O corpo como poética e política: a presença de Ana Mendieta

Breves apontamentos sobre trajetória da artista que questionou fronteiras étnicas, categorizações de gênero e usou o corpo como ferramenta política

[Alerta de gatilho]: o texto contém discussões sobre violência sexual e estupro

Por Carolina Mendonça 
Colaboraram Guilherme Correia e Leopoldo Neto 

A subjetividade entre a objetividade, um relato da autora

Encontrei a artista pela primeira vez em meio a outras artistas latinas na exposição Mulheres Radicais na Pinacoteca de São Paulo, pouco após o fascismo se ascender ao poder no Brasil por meio do voto popular. A intensidade de sua presença não me permitiu lembrar seu nome, mas manteve viva na minha mente as imagens de suas obras. Um ano depois encontrei de forma aleatória a artista visceral que tanto busquei em meio a uma série de vídeos sobre arte e feminismo e a Ana das minhas memórias estava inconfundível. Pude aprender seu nome e assim pesquisar mais sobre ela. Mendieta está onde se permite discutir poesia, política e corporeidade. Ana Mendieta está aqui!

 

Da subjetividade à construção de um perfil: a vida e os percalços de Ana Mendieta

Cubana oriunda da capital Havana, Ana Mendieta nasceu no dia 18 de novembro de 1948. Na época, a ilha caribenha vivia um período de instabilidade e indícios de uma grande efervescência social – que culminou na Revolução Cubana, em 1959. Em um primeiro momento, Ignácio Mendieta, pai de Ana, apoia a derrubada do ditador Fulgencio Batista; mas, ao perceber o caráter socialista pós-revolução, se torna um inimigo do regime castrista.

Ignácio se opõe ao governo pelo caráter “anticatólico” e se envolve em atividades contrárias à Revolução. O pânico causado por setores da sociedade contrários ao regime socialista liderado por Fidel Castro fez a família Mendieta enviar suas filhas Raquel, na época com 15 anos, e Ana, 11 anos, para os Estados Unidos na Operação Peter Pan – ação que se caracterizava pelo êxodo de milhares de crianças e adolescentes cubanos para os Estados Unidos, com o apoio de grupos católicos anticomunistas.

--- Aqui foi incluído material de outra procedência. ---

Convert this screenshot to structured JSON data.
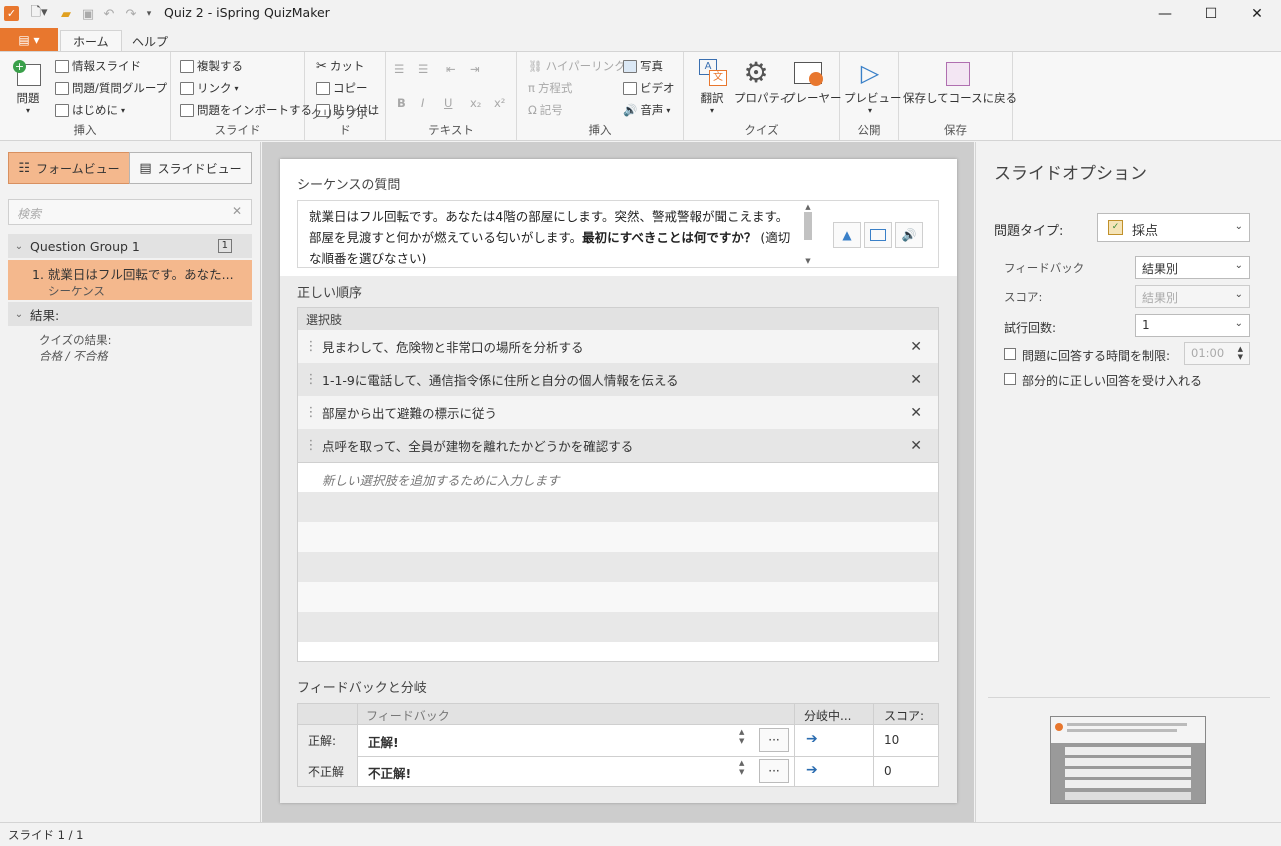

Dentro dos EUA, Ana sofre violências sob a tutela da igreja católica. Ao se fixar no estado norte-americano de Iowa, em meio à intensa resistência na luta pelos direitos civis numa cidade onde havia poucos cubanos, a jovem (na infância de família abastada) passa a se perceber diferente. Seu tom de pele é considerado muito escuro e sua nacionalidade é malvista, se iniciando os questionamentos da artista enquanto seu corpo e sua origem. Sua presença revelava uma ambiguidade insustentável e inumana entre o erótico e o violento.

 

A fronteira, o gênero, a criação: as obras de Mendieta

Durante a década de 1970, a jovem cubana estuda Artes Plásticas na Universidade de Iowa e lá tem contato próximo com a efervescência artística e política desse momento. Havia uma emersão de um novo fazer artístico que utilizava do corpo e de seus limites num fazer efêmero: a performance. Na política, mulheres, negros e pessoas LGBTs – grupos historicamente oprimidos – passam a ter grandes levantes que questionam sua abjeção. A obra de Ana é permeada e manifesta esse contexto no qual se insere.

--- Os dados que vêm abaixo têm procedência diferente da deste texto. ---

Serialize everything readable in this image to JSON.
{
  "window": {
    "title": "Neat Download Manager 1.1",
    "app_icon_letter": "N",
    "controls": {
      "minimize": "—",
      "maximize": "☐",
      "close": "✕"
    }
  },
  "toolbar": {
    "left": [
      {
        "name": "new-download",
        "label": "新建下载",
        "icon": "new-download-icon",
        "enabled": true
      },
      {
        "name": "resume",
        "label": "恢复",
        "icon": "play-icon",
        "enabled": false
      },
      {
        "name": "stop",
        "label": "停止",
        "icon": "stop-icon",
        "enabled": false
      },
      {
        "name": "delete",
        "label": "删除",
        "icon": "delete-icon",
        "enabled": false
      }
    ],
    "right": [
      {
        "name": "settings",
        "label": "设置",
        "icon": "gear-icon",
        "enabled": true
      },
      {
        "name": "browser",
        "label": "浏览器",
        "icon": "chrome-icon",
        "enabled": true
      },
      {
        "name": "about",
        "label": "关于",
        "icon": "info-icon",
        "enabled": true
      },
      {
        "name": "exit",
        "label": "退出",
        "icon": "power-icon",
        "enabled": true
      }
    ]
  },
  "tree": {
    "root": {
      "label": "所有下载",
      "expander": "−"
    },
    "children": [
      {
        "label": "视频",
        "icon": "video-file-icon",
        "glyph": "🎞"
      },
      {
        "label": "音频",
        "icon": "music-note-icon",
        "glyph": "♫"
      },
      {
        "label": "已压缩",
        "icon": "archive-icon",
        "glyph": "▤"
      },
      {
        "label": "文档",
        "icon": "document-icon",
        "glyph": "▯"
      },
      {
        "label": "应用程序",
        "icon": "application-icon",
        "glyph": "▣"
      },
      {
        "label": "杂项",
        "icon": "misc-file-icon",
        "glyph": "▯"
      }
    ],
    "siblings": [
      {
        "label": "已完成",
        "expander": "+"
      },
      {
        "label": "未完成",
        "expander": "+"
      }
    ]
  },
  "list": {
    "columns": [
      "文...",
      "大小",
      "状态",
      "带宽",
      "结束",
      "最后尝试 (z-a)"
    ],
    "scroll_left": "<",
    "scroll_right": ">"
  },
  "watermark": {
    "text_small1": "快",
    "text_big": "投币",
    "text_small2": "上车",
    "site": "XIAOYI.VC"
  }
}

Figura 1: Sem Título (Facial Hair Transpalnte) – Ana Mendieta,  1972

Em Facial Hair Transplante, um homem, amigo de Mendieta, corta barba enquanto a artista coloca os pelos em seu rosto montando em si um bigode similar ao da obra “L.H.O.O.Q.” (Marcel Duchamp, 1919) que questiona o gênero inserindo um bigode na clássica obra Monalisa (Leonardo DaVinci, 1503). Com uma roupa que não marca as curvas tidas como femininas, cabelo completamente preso, mas com grandes brincos de argola, ao colocar um bigode Ana torna sua aparência andrógina.

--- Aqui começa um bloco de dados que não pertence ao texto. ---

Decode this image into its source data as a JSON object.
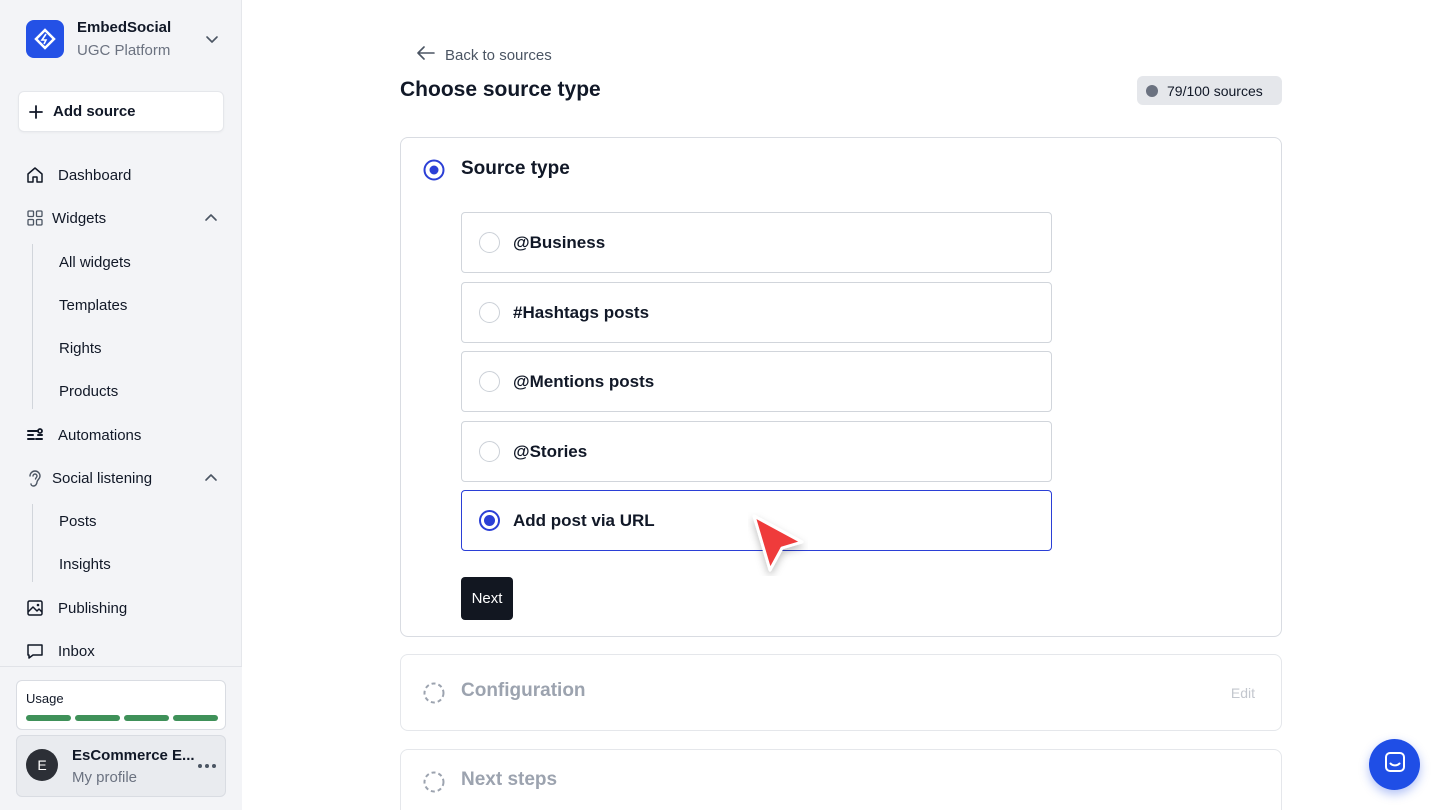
{
  "brand": {
    "name": "EmbedSocial",
    "subtitle": "UGC Platform"
  },
  "sidebar": {
    "add_source_label": "Add source",
    "nav": {
      "dashboard": "Dashboard",
      "widgets": "Widgets",
      "widgets_sub": [
        "All widgets",
        "Templates",
        "Rights",
        "Products"
      ],
      "automations": "Automations",
      "social_listening": "Social listening",
      "social_sub": [
        "Posts",
        "Insights"
      ],
      "publishing": "Publishing",
      "inbox": "Inbox"
    },
    "usage": {
      "label": "Usage",
      "segments": 4,
      "color": "#3f9159"
    },
    "profile": {
      "initial": "E",
      "name": "EsCommerce E...",
      "subtitle": "My profile"
    }
  },
  "main": {
    "back_label": "Back to sources",
    "title": "Choose source type",
    "sources_badge": "79/100 sources",
    "steps": {
      "source_type": {
        "title": "Source type",
        "options": [
          {
            "label": "@Business",
            "selected": false
          },
          {
            "label": "#Hashtags posts",
            "selected": false
          },
          {
            "label": "@Mentions posts",
            "selected": false
          },
          {
            "label": "@Stories",
            "selected": false
          },
          {
            "label": "Add post via URL",
            "selected": true
          }
        ],
        "next_label": "Next"
      },
      "configuration": {
        "title": "Configuration",
        "edit_label": "Edit"
      },
      "next_steps": {
        "title": "Next steps"
      }
    }
  },
  "colors": {
    "accent": "#2b3fd6",
    "brand": "#2451e6",
    "cursor": "#ef3b3b"
  }
}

A artista questiona a distinção tênue dos gêneros binários a partir da performance arbitrária que classifica o sujeito de acordo com seu sexo biológico. Em suas representações, a artista se utiliza da nudez como ato político. O corpo de Mendieta é ambíguo, por ser mulher despi-lo algo pecaminoso, mas por ser considerada bonita era fonte de gozo, enquanto uma mulher latina seu corpo era desejado, mas não humanizado. A desumanização desse corpo se faz presente em obras que Ana Mendieta discute a violência sexual, como na série de fotografias que a artista se deita de bruços na grama e parcialmente coberta por grama e folhas. O corpo nu no ambiente bucólico demonstra uma sensualidade em um contexto de vulnerabilidade.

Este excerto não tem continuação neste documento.